Assis de l’autre côté de la table, Said nous regardait, on savait pas trop quoi dire alors on lui a filé de la bouffe et des clopes, en plaisantant sur l’Italie, là où il allait d’abord être expulsé avant de peut être être expulsé au Soudan, tu nous ramènes de la mozzarella hein, tout le monde se forçait à rire, y avait des gros blancs dans la conversation mais nous on voulait rester, parce qu’on savait que toutes les minutes hors des murs étaient bonnes à prendre dans ce centre où tu passes ton temps à contempler l’ennui. De toute façon on n’avait pas le droit de bouger, tout le monde doit partir en même temps, à la fin du temps règlementaire, c’est la règle, même si t’as plus rien à te dire.
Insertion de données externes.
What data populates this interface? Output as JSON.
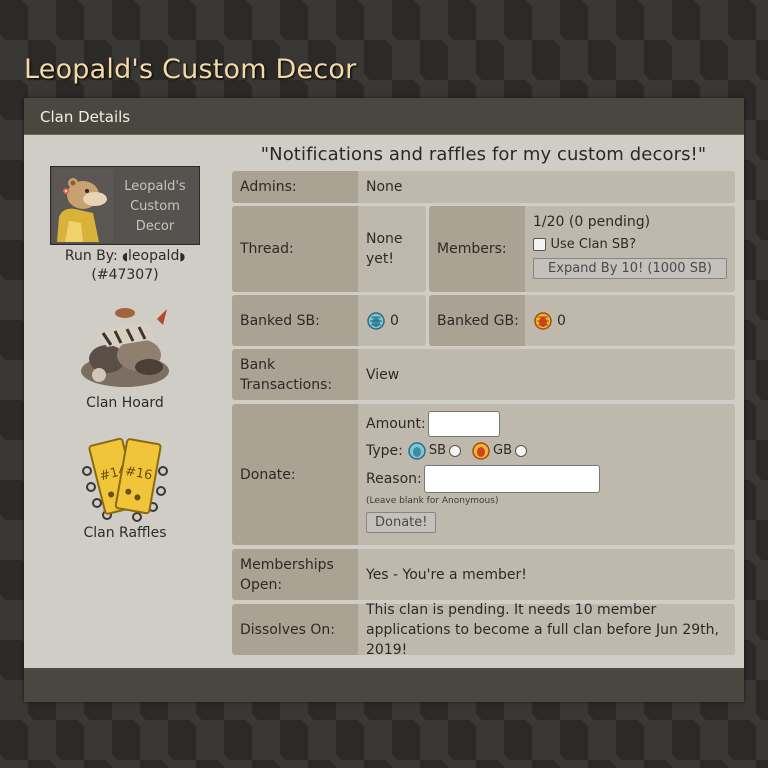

En sortant, pendant qu’on traversait la cour de l’école de police, escortés, on a discuté de cette prison tellement incompréhensible à nos yeux dans laquelle des étrangers tentent régulièrement de se suicider. En nous entendant, le flic s’est retourné, outré : « eh dites on est pas en prison ici hein, faut arrêter ! Ils ont à boire et à manger gratos, et ils peuvent circuler en dehors de leur chambre ! » Ouais, enfin c’est pas une prison mais y a des barbelés, des flics partout, ils peuvent pas sortir, ils sont enfermés en attendant d’être renvoyés dans un pays qu’ils ont quittés pour une bonne raison, c’est quand même pas rien non ? « non mais oui, mais ils ont des consoles de jeu dans leur chambre madame, on est pas des monstres ». En passant le portail hérissé de barbelés, j’ai senti mon ventre remonter au bord de mes lèvres et j’ai eu envie de gerber.